Storm max spout pending

Naresh picture Naresh · Jun 25, 2014 · Viewed 14.2k times · Source

This is a question regarding how Storm's max spout pending works. I currently have a spout that reads a file and emits a tuple for each line in the file (I know Storm is not the best solution for dealing with files but I do not have a choice for this problem).

I set the topology.max.spout.pending to 50k to throttle how many tuples get into the topology to be processed. However, I see this number not having any effect in the topology. I see all records in a file being emitted every time. My guess is this might be due to a loop I have in the nextTuple() method that emits all records in a file.

My question is: Does Storm just stop calling nextTuple() for the Spout task when topology.max.spout.pending is reached? Does this mean I should only emit one tuple every time the method is called?

Answer

John Gilmore picture John Gilmore · Jul 21, 2014

Exactly!
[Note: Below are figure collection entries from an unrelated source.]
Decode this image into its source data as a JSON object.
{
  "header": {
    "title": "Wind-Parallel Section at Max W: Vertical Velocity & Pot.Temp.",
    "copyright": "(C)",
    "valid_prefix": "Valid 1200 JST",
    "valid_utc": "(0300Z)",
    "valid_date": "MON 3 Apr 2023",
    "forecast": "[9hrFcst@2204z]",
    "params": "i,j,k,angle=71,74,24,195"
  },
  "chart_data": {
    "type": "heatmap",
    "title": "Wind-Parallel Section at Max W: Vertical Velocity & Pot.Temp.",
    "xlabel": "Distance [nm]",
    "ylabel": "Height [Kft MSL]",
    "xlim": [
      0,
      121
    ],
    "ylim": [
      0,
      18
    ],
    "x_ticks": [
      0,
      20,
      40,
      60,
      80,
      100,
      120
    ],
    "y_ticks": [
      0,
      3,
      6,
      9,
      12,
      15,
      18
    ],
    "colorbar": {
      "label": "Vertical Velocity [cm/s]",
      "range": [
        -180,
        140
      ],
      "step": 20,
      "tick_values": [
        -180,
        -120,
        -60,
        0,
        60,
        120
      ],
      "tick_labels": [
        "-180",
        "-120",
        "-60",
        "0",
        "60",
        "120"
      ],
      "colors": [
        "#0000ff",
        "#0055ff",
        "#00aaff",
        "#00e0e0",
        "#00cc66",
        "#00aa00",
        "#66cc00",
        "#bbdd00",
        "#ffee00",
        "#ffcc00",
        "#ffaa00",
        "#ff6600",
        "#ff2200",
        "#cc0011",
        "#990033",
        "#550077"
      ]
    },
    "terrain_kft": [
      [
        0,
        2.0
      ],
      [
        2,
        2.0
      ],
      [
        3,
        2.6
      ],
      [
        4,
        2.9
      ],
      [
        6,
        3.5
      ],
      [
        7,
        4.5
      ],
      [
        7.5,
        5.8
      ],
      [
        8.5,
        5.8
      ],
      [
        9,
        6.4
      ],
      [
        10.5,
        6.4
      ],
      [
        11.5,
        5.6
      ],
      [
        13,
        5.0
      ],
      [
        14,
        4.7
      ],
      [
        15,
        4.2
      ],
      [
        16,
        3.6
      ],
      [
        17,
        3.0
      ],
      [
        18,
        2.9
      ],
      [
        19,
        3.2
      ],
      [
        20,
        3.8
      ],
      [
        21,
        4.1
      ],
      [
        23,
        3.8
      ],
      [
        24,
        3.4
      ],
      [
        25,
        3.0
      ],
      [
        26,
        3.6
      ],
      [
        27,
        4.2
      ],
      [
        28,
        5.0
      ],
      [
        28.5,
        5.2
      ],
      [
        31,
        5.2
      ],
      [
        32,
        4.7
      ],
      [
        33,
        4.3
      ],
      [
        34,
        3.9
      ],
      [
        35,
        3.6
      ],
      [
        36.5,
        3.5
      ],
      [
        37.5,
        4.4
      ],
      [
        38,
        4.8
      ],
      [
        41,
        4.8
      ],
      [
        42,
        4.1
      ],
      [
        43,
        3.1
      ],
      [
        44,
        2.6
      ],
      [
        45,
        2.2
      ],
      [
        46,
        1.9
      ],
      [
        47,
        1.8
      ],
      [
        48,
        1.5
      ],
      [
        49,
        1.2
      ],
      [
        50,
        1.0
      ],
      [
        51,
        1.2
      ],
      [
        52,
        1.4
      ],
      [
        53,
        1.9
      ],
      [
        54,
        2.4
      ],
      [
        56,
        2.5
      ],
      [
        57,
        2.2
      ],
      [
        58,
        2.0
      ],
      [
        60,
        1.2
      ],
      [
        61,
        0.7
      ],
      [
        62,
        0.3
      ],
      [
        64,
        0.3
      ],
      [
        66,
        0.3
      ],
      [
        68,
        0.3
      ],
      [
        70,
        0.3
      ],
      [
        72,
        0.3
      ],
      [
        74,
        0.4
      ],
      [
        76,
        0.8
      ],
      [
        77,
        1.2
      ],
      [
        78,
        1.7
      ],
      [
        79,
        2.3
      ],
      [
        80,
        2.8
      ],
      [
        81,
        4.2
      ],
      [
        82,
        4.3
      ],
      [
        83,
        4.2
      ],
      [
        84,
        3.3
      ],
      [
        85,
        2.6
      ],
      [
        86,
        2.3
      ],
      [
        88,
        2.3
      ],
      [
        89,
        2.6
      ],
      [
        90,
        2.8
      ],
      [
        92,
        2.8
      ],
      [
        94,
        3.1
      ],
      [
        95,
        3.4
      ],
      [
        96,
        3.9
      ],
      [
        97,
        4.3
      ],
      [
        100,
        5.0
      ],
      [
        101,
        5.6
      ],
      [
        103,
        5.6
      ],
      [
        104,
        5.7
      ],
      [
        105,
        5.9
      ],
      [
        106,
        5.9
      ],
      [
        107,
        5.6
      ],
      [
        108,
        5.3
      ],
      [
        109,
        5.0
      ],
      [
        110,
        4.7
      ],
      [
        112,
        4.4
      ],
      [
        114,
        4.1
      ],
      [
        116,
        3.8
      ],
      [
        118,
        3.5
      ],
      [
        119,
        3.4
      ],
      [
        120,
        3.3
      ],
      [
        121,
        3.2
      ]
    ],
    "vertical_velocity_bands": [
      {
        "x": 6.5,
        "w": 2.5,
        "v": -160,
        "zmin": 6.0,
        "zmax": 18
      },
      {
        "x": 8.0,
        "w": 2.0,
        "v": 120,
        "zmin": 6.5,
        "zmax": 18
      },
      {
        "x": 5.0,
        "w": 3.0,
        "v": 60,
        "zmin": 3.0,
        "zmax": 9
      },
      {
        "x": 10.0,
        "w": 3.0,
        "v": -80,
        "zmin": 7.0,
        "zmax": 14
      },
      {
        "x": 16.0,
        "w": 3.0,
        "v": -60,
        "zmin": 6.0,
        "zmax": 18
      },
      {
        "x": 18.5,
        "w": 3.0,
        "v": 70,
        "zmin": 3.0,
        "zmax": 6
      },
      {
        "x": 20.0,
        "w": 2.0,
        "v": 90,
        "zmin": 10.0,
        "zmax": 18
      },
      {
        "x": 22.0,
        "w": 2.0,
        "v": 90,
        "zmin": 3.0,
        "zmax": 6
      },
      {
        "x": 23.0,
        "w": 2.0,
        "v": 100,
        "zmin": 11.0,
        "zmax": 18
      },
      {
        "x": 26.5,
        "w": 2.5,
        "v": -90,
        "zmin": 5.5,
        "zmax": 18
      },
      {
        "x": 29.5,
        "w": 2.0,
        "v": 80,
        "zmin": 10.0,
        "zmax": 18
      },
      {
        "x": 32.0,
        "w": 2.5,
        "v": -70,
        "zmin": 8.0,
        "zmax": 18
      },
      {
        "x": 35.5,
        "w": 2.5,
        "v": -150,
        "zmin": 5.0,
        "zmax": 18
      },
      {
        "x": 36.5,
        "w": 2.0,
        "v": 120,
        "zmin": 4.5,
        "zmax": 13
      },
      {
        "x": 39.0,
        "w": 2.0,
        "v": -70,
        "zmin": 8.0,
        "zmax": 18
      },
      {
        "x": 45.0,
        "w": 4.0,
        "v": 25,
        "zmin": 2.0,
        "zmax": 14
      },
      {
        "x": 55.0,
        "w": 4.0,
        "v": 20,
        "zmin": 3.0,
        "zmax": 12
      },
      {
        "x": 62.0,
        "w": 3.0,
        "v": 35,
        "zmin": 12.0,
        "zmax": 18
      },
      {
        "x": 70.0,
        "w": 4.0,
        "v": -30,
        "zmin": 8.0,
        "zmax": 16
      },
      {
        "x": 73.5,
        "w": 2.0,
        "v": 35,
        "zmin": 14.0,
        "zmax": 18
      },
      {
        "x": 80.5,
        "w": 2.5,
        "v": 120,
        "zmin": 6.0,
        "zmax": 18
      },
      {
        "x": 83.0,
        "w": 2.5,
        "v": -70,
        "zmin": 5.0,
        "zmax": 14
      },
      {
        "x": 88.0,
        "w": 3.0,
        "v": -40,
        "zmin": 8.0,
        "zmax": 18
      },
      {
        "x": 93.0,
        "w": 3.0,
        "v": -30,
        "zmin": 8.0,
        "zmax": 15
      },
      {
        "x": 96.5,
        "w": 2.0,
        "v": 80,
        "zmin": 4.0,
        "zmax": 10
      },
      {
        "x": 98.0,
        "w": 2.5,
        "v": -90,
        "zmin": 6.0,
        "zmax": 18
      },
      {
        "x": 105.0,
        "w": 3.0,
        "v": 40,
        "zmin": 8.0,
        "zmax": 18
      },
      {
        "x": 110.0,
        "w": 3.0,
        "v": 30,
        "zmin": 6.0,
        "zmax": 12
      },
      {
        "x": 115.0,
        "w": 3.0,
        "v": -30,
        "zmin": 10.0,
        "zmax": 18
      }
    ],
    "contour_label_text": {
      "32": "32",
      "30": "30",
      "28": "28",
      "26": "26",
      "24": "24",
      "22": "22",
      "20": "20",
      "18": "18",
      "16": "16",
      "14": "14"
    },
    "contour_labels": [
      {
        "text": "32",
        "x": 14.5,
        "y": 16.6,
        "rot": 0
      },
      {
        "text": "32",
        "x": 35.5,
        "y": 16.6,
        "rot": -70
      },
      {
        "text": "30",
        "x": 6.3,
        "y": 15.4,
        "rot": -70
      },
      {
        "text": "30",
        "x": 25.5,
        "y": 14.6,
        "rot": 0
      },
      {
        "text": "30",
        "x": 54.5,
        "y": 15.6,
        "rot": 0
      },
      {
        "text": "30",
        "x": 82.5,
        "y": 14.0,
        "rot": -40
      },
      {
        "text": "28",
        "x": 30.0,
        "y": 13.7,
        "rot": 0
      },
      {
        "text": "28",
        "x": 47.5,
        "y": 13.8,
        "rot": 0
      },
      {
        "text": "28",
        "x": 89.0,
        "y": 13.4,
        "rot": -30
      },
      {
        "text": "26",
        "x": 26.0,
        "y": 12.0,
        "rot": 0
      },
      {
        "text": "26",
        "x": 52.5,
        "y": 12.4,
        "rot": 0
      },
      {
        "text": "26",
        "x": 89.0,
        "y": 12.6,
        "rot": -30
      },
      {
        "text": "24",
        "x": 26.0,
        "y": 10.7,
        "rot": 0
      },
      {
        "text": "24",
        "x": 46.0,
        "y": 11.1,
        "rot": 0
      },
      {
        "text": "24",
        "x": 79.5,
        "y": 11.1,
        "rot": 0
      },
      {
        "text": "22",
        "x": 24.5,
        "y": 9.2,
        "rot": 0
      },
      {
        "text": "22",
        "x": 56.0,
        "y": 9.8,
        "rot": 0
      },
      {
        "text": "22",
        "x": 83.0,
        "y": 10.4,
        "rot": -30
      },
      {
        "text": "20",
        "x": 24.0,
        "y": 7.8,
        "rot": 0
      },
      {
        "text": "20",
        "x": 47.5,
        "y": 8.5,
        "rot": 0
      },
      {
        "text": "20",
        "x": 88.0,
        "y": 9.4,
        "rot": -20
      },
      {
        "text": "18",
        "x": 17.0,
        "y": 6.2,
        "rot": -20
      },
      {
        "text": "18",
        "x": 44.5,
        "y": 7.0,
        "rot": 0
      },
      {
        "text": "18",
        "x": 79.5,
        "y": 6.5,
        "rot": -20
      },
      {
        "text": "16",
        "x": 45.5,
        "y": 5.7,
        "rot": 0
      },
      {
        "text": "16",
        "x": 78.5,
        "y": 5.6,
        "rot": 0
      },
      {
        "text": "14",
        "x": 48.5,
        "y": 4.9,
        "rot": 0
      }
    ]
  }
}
Storm can only limit your spout with the next command, so if you transmit everything when you receive the first next, there is no way for Storm to throttle your spout.

The Storm developers recommend emitting a single tuple with a single next command. The Storm framework will then throttle your spout as needed to meet the "max spout pending" requirement. If you're emitting a high number of tuples, you can batch your emits to at most a tenth of your max spout pending, to give Storm the chance to throttle.